Gramps is awesome in Wynwood. I think Midtown in general has gotten really really commercial over the past couple of years.

I used to go to Electric Pickle back in the day and they’re now open as ATV Records closer to Downtown but I haven’t been there much.

I enjoy going outside while it’s nice. I generally enjoy going to different outdoor places around the city, parks in the grove and just enjoying the nature of S FL while its nice so i can justify staying inside during the rainy season.

Have you had time to focus on making music, spending time with your family, or planning future projects?

I’ve just been taking it one day at a time spending time with family and friends.

How was your last project born?

What do you want to convey with this work? What is the concept behind?

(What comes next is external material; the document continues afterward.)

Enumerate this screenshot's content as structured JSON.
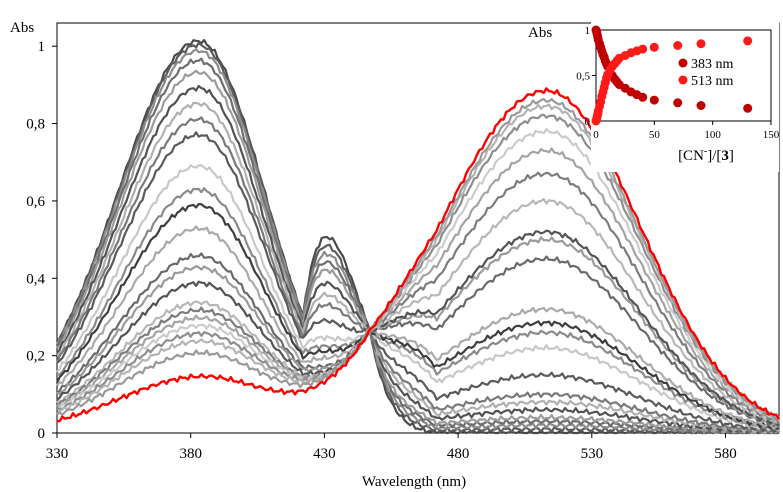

I often get the urge to make music that reflects my perception of the time passing/seasons. Most of my projects are like this. This project was written in Fall 2021.

As for your studio what is your setup currently made of?

Currently, and most importantly, Ableton and Reason on the computer along with a long list of plugins that I’ve collected over the years. I also have a Maschine Mikro which is great for generating ideas quickly.

I have many pieces of hardware that I use as sample material, I often don’t like syncing DAW stuff with hardware so I usually resample things I’ve made on various Elektron boxes.

What the one team {gear?}#, you will never get rid of no matter what?

My computer of course. As much as I like hardware, nothing beats Ableton with plugins as far as making tracks.

What would you say is the definition of your sound?

Rough and often minimalistic. I love having vocal samples in my music that evoke certain feelings, I think the human voice is very powerful to convey emotion.